Current Investigations

THE ESSENTIALS

Synaptic transmission is a fundamental feature of nervous system function. In the Heidelberger laboratory, we study synaptic transmission from the presynaptic side, with a particular emphasis on synaptic vesicle dynamics and the modulation of neurotransmitter release in ribbon-style synapses of the vertebrate retina.
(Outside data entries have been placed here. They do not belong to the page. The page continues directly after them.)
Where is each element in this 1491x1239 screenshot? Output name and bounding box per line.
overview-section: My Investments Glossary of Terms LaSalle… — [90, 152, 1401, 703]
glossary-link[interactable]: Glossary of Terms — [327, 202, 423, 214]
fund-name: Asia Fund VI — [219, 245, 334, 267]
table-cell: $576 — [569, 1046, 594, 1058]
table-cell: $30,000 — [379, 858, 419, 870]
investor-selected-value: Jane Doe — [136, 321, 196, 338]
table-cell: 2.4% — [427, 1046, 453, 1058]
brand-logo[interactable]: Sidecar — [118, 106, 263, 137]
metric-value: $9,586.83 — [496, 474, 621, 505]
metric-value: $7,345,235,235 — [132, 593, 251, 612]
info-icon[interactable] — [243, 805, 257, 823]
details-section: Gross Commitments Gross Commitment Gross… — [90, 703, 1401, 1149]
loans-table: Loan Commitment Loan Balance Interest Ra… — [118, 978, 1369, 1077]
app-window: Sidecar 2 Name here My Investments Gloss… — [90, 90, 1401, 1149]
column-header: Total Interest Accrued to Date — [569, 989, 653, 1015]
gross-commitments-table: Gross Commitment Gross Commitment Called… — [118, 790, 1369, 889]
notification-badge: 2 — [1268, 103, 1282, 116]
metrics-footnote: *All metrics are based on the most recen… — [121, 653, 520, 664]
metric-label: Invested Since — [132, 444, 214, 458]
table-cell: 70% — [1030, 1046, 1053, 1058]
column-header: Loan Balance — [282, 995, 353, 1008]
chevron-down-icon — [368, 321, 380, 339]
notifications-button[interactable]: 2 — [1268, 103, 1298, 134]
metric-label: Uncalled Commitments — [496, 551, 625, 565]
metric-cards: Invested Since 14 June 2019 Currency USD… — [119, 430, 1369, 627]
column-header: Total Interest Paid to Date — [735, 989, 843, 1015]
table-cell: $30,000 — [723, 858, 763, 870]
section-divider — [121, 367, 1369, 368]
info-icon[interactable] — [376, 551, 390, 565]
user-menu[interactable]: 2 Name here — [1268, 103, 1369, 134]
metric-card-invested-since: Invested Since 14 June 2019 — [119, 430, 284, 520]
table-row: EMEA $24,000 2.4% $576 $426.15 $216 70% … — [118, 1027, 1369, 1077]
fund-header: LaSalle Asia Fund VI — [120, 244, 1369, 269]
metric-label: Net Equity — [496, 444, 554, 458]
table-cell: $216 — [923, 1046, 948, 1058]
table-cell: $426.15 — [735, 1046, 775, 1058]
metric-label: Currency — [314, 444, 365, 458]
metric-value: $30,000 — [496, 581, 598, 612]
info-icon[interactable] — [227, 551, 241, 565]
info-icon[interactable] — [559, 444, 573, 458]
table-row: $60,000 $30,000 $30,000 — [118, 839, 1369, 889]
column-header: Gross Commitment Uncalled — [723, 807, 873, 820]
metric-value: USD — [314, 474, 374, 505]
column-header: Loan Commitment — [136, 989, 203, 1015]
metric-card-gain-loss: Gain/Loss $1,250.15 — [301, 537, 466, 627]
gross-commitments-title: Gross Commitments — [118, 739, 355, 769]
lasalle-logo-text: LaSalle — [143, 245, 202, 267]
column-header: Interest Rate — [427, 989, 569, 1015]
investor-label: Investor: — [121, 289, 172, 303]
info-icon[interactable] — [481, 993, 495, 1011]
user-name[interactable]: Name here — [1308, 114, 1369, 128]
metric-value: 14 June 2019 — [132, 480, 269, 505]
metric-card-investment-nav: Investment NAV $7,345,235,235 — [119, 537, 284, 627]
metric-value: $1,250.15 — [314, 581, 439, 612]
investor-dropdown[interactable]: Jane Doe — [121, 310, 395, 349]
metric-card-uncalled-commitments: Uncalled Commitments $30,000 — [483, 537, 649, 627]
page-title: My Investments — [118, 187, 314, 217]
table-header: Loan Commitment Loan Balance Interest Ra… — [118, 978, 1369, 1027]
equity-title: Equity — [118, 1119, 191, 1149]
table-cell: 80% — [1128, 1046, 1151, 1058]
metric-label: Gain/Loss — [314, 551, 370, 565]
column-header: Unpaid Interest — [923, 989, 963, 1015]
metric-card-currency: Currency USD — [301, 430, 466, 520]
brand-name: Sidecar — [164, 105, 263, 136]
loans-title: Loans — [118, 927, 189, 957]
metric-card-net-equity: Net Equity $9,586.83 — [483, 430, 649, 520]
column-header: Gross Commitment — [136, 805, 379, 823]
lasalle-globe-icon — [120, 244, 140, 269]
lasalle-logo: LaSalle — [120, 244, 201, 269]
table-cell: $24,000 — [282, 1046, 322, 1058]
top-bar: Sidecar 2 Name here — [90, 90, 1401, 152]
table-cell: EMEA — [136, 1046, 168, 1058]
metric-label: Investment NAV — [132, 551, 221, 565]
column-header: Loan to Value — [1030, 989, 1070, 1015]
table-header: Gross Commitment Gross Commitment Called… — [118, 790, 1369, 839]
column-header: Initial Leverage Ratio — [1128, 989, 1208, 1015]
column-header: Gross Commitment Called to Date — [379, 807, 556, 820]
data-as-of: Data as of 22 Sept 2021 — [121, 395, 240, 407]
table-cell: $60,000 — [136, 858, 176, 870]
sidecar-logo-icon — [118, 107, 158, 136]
The overarching hypothesis of much of the current work in the laboratory is that syntaxin 3B, a retinal-specific SNARE protein, has both essential and modulatory roles in vision. We address our questions using powerful combinations of electrophysiological, molecular, optical and computational approaches.

A LITTLE BACKGROUND

Retinal photoreceptors and bipolar cells are neurons that are highly specialized for the continuous transmission of visual information in a manner that is typically graded with stimulus intensity. Not surprisingly, in addition to forming a specialized type of synapse called a “ribbon-style” synapse, they also express unusual isoforms of the presynaptic proteins found at more conventional synapses.

Syntaxin 3B is one of these unusual proteins. It is a SNARE protein, typically found on the plasma membrane, but also to some extent on vesicles, that is involved in membrane trafficking, membrane fusion, and neurotransmitter release. Syntaxin 3B is enriched in the synaptic terminals of photoreceptors and bipolar cells.

SOME OF OUR CURRENT PROJECTS

Project 1: We have identified syntaxin 3 as a phosphoprotein whose phosphorylation at T14 in the retina is regulated by light in a Ca²⁺-dependent manner. We postulate that the activity-dependent modification at T14 modulates SNARE complex formation and the delivery of new synaptic vesicles to the fusion-competent state. Furthermore, we suggest that this activity-dependent mechanism of syntaxin 3B activation helps restrict exocytosis to areas of elevated Ca²⁺. To test our hypotheses, we employ powerful combinations of in vitro membrane fusion assays and electrophysiological approaches with molecular, pharmacologic and genetic tools, and high-resolution microscopy.

Project 2: To better understand the essential roles of syntaxin 3B in the transmission of visual information across the mammalian retina, we employ a multi-pronged approach that includes genetic, molecular, biophysical and anatomical approaches to study the roles of syntaxin 3B in synapse structure and function and the throughput of visual information across the mammalian retina. In addition, we use genetically-modified mouse lines to dissect out the contributions of different visual information streams to downstream neurons, such as the AII amacrine cell.

Project 3: We have shown that the acute interference of syntaxin 3B function results in the reduction of neurotransmitter release at both photoreceptor and bipolar cell synaptic terminals and of multi-vesicular release. In addition, genetic deletion of syntaxin 3 in the mouse retina leads to the degeneration and death of photoreceptors. We have further shown that biallelic loss of function mutations in syntaxin 3 in human subjects gives rise to an early-onset retinal dystrophy. We want to understand why syntaxin 3B is required for photoreceptor survival.